THERE was clear evidence of the hangover effect in London's stock market yesterday, with many dealers preferring to concentrate on the post match analysis of England's defeat of the Netherlands in the European football championship finals.
The market received little help from the day's economic news. Expectations of a big increase in high street sales during May, followed by the bullish report issued last week by the British Retail Consortium, were demolished by official figures published yesterday. They stated that sales during the month actually fell by 0.1 per cent, against a consensus forecast of a rise of 0.4 per cent.
The economic news was seen by some market observers as strengthening the hand of the Chancellor of the Exchequer, Mr Kenneth Clarke, after he insisted on a quarter of a percentage point interest rate cut two weeks ago.
European markets paid scant attention to a good early showing by Wall Street, where the Dow Jones Industrial Average posted a near 40 points gain shortly after the start of trading.
A quiet trading session crawled to a close, with the FTSE 100 index ending another sport affected session a net 3.2 off at 3,753.2, bang in the middle of its recent 3,650-3,850 range.
The market's second line stocks, represented by the FTSE Mid 250 Index, performed marginally better than the leaders, with that index ending the day 0.4 higher at 4,455.1.
Commenting on the day's events, or rather the day's "non events", as one of the market's big traders put it, "with all the distractions of football, cricket and racing, we need a big shift in sentiment, which will have to be triggered by either shock economic news or a big political story". Tongue in cheek, he said the odds favoured a British political scandal as the best bet to produce a market slide.
Turnover in equities just penetrated the 700 million mark eventually reaching 703.7 million shares at the 6 p.m. count.

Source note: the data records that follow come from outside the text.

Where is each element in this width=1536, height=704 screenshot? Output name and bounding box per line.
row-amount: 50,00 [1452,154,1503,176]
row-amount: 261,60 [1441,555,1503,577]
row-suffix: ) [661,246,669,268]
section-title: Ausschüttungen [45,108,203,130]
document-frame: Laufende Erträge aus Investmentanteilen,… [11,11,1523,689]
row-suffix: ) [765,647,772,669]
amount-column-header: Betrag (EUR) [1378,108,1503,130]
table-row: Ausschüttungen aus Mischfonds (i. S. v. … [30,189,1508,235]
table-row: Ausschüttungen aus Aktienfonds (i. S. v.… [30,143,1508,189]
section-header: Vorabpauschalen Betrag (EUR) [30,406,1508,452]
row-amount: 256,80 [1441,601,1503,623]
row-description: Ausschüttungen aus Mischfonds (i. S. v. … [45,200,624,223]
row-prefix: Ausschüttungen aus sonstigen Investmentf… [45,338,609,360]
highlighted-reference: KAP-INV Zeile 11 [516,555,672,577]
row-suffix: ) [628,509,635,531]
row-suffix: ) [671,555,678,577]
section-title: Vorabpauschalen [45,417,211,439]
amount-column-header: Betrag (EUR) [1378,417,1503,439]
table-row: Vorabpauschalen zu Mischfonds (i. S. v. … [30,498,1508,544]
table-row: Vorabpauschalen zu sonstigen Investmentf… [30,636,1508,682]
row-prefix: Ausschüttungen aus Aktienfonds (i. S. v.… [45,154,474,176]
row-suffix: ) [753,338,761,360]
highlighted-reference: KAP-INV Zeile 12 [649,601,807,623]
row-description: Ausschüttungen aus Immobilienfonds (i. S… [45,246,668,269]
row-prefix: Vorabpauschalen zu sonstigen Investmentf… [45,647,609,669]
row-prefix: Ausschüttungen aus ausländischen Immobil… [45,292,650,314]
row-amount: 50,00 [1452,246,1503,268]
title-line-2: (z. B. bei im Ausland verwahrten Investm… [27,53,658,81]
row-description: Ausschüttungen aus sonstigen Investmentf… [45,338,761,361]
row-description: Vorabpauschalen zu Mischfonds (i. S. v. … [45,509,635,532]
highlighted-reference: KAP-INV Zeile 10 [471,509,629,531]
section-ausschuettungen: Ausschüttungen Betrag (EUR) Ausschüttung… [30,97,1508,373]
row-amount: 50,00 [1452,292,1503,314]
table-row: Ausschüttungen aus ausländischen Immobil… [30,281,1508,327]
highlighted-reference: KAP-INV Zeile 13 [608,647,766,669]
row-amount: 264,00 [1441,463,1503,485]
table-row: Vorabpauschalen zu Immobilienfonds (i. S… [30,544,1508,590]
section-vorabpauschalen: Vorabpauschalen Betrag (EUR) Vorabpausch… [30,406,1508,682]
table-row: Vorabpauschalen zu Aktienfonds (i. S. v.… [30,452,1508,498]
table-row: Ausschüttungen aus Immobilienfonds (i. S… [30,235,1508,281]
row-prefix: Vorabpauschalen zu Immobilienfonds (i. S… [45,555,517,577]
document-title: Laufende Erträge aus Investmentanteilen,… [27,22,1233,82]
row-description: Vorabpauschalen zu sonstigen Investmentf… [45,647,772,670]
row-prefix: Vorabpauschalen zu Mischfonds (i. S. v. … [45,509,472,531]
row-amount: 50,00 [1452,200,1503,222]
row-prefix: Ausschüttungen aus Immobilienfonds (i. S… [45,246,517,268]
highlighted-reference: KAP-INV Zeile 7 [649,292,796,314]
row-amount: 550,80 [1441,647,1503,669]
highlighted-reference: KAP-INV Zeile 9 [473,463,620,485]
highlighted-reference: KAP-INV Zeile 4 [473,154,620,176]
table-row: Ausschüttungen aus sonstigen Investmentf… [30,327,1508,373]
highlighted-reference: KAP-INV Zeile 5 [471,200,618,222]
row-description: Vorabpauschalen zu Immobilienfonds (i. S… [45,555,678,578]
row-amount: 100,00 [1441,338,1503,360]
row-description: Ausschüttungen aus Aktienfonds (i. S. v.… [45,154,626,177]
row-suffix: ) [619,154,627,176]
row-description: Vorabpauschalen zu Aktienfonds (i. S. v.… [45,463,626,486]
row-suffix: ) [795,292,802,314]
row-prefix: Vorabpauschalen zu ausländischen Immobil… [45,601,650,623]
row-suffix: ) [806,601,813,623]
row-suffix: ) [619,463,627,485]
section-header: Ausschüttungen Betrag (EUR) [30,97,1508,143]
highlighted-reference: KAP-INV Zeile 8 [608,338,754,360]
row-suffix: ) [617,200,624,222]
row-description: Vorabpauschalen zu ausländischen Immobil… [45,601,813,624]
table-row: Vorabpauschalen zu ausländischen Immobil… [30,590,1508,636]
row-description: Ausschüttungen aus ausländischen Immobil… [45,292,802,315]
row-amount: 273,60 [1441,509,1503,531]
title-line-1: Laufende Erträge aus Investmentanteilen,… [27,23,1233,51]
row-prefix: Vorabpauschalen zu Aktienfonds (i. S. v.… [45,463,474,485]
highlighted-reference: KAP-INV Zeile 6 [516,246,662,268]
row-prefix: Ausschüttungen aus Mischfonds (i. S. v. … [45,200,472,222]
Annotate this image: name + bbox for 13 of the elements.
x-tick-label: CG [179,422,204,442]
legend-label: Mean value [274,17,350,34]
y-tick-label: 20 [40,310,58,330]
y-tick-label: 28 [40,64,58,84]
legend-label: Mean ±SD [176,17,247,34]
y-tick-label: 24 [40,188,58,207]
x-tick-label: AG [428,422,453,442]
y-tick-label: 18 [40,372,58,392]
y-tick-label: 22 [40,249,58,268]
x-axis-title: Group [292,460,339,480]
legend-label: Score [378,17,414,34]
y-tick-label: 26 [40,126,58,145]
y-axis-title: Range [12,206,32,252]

It was boosted considerably by at least two programme trades, said to have been executed by UBS and BZW.
Activity was divided almost 50/50 between Footsie and nonFootsie stocks. The value of customer business in equities on Tuesday was £1.7 billion sterling, well down on Monday's £1.9 billion.
Equity strategists were not too disheartened by the retail sales news, pointing out that the slowdown could increase the likelihood of further interest rate cuts in Britain.